There is perhaps no greater feeling than being offered a promotion. It’s the supreme recognition for doing your job well. It’s also an opportunity to prove yourself in a new challenge. You might even feel like it’s an honor. However, the prudent thing to do is, weigh heavily the things that may or may not turn this golden opportunity into a dud.
Direct to the bottom line. Consider the pay you’ll receive for taking this step. If this is your first promotion, then you’re likely making a step into “middle management,” which is one-step above the “front line” workers. Instead of being an hourly worker, you now have more of a “fixed” income, also known as a salary. This can be comforting or a curse. Now that you’re no longer able to benefit from overtime, you might become the default option for filling in when someone calls in sick.

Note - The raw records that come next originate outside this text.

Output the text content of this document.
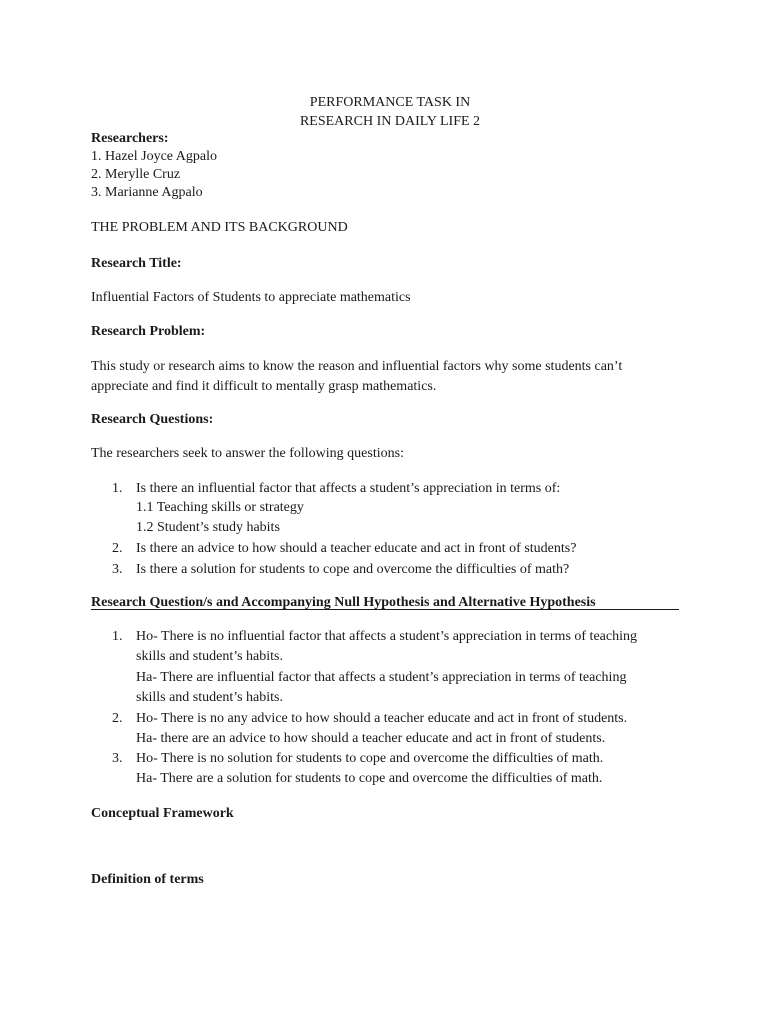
PERFORMANCE TASK IN
RESEARCH IN DAILY LIFE 2
Researchers:
1. Hazel Joyce Agpalo
2. Merylle Cruz
3. Marianne Agpalo
THE PROBLEM AND ITS BACKGROUND
Research Title:
Influential Factors of Students to appreciate mathematics
Research Problem:
This study or research aims to know the reason and influential factors why some students can’t
appreciate and find it difficult to mentally grasp mathematics.
Research Questions:
The researchers seek to answer the following questions:
1. Is there an influential factor that affects a student’s appreciation in terms of:
1.1 Teaching skills or strategy
1.2 Student’s study habits
2. Is there an advice to how should a teacher educate and act in front of students?
3. Is there a solution for students to cope and overcome the difficulties of math?
Research Question/s and Accompanying Null Hypothesis and Alternative Hypothesis
1. Ho- There is no influential factor that affects a student’s appreciation in terms of teaching
skills and student’s habits.
Ha- There are influential factor that affects a student’s appreciation in terms of teaching
skills and student’s habits.
2. Ho- There is no any advice to how should a teacher educate and act in front of students.
Ha- there are an advice to how should a teacher educate and act in front of students.
3. Ho- There is no solution for students to cope and overcome the difficulties of math.
Ha- There are a solution for students to cope and overcome the difficulties of math.
Conceptual Framework
Definition of terms
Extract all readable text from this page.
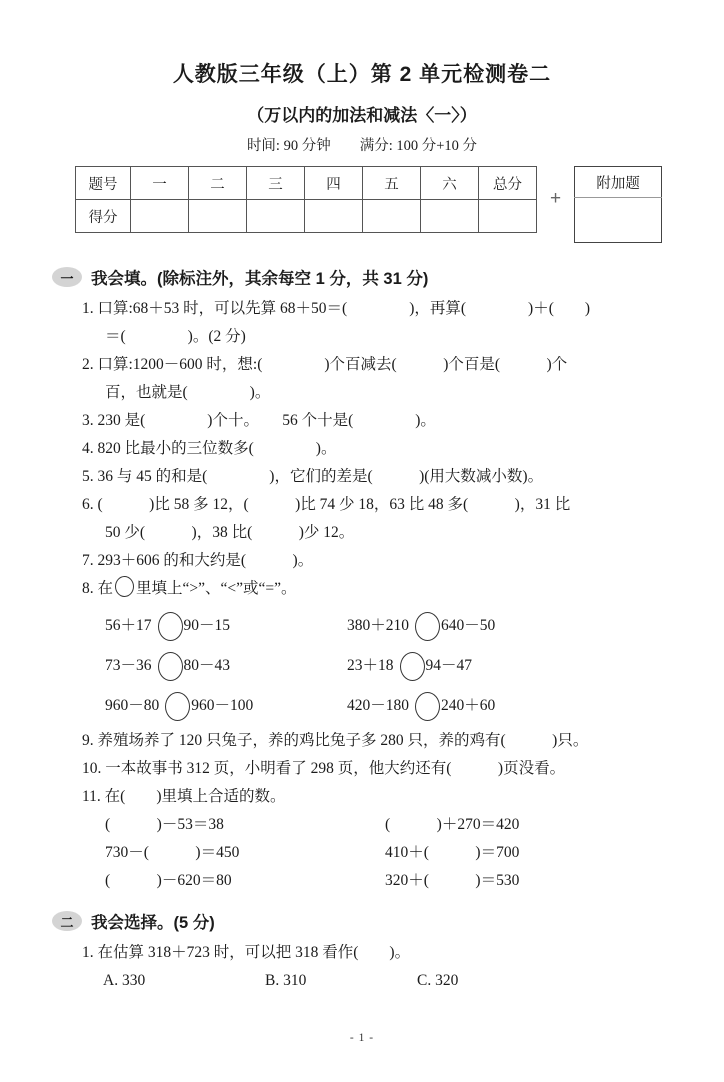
人教版三年级（上）第 2 单元检测卷二
（万以内的加法和减法〈一〉）
时间: 90 分钟　　满分: 100 分+10 分
题号	一	二	三	四	五	六	总分
得分							
+
附加题

一	我会填。(除标注外，其余每空 1 分，共 31 分)
1. 口算:68＋53 时，可以先算 68＋50＝(　　　　)，再算(　　　　)＋(　　)
＝(　　　　)。(2 分)
2. 口算:1200－600 时，想:(　　　　)个百减去(　　　)个百是(　　　)个
百，也就是(　　　　)。
3. 230 是(　　　　)个十。　　56 个十是(　　　　)。
4. 820 比最小的三位数多(　　　　)。
5. 36 与 45 的和是(　　　　)，它们的差是(　　　)(用大数减小数)。
6. (　　　)比 58 多 12，(　　　)比 74 少 18，63 比 48 多(　　　)，31 比
50 少(　　　)，38 比(　　　)少 12。
7. 293＋606 的和大约是(　　　)。
8. 在 里填上“>”、“<”或“=”。
56＋17 90－15	380＋210 640－50
73－36 80－43	23＋18 94－47
960－80 960－100	420－180 240＋60
9. 养殖场养了 120 只兔子，养的鸡比兔子多 280 只，养的鸡有(　　　)只。
10. 一本故事书 312 页，小明看了 298 页，他大约还有(　　　)页没看。
11. 在(　　)里填上合适的数。
(　　　)－53＝38	(　　　)＋270＝420
730－(　　　)＝450	410＋(　　　)＝700
(　　　)－620＝80	320＋(　　　)＝530
二	我会选择。(5 分)
1. 在估算 318＋723 时，可以把 318 看作(　　)。
A. 330	B. 310	C. 320
- 1 -
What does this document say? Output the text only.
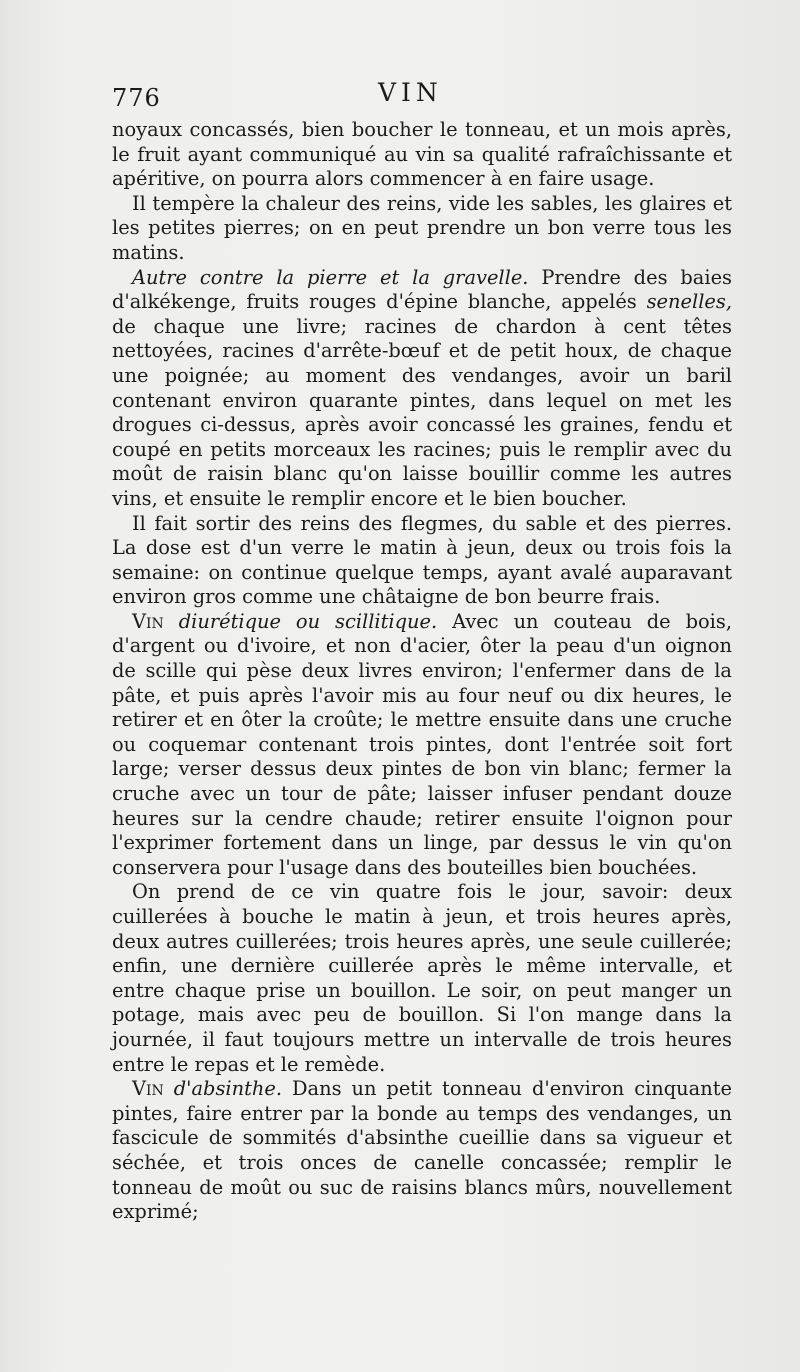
776	VIN

noyaux concassés, bien boucher le tonneau, et un mois après, le fruit ayant communiqué au vin sa qualité rafraîchissante et apéritive, on pourra alors commencer à en faire usage.

Il tempère la chaleur des reins, vide les sables, les glaires et les petites pierres; on en peut prendre un bon verre tous les matins.

Autre contre la pierre et la gravelle. Prendre des baies d'alkékenge, fruits rouges d'épine blanche, appelés senelles, de chaque une livre; racines de chardon à cent têtes nettoyées, racines d'arrête-bœuf et de petit houx, de chaque une poignée; au moment des vendanges, avoir un baril contenant environ quarante pintes, dans lequel on met les drogues ci-dessus, après avoir concassé les graines, fendu et coupé en petits morceaux les racines; puis le remplir avec du moût de raisin blanc qu'on laisse bouillir comme les autres vins, et ensuite le remplir encore et le bien boucher.

Il fait sortir des reins des flegmes, du sable et des pierres. La dose est d'un verre le matin à jeun, deux ou trois fois la semaine: on continue quelque temps, ayant avalé auparavant environ gros comme une châtaigne de bon beurre frais.

Vin diurétique ou scillitique. Avec un couteau de bois, d'argent ou d'ivoire, et non d'acier, ôter la peau d'un oignon de scille qui pèse deux livres environ; l'enfermer dans de la pâte, et puis après l'avoir mis au four neuf ou dix heures, le retirer et en ôter la croûte; le mettre ensuite dans une cruche ou coquemar contenant trois pintes, dont l'entrée soit fort large; verser dessus deux pintes de bon vin blanc; fermer la cruche avec un tour de pâte; laisser infuser pendant douze heures sur la cendre chaude; retirer ensuite l'oignon pour l'exprimer fortement dans un linge, par dessus le vin qu'on conservera pour l'usage dans des bouteilles bien bouchées.

On prend de ce vin quatre fois le jour, savoir: deux cuillerées à bouche le matin à jeun, et trois heures après, deux autres cuillerées; trois heures après, une seule cuillerée; enfin, une dernière cuillerée après le même intervalle, et entre chaque prise un bouillon. Le soir, on peut manger un potage, mais avec peu de bouillon. Si l'on mange dans la journée, il faut toujours mettre un intervalle de trois heures entre le repas et le remède.

Vin d'absinthe. Dans un petit tonneau d'environ cinquante pintes, faire entrer par la bonde au temps des vendanges, un fascicule de sommités d'absinthe cueillie dans sa vigueur et séchée, et trois onces de canelle concassée; remplir le tonneau de moût ou suc de raisins blancs mûrs, nouvellement exprimé;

When you work on salary, you no longer reap the rewards of “time and a half.” You could end up working on your days off for no extra money. Essentially, you’re back at the job you just moved up from, plus you have your new responsibilities to live up to as well. Some managers have to work a double shift just to stay caught up on their own mess. So be aware of the demands on your time, and how you will no longer be compensated for putting in that time. “Now you see your recognition for excellence run short. The boss is slow to recognize or acknowledge your accomplishments, but is quick to nail you on mistakes.”
“Now you see your recognition for excellence run short. The boss is slow to recognize or acknowledge your accomplishments, but is quick to nail you on mistakes.”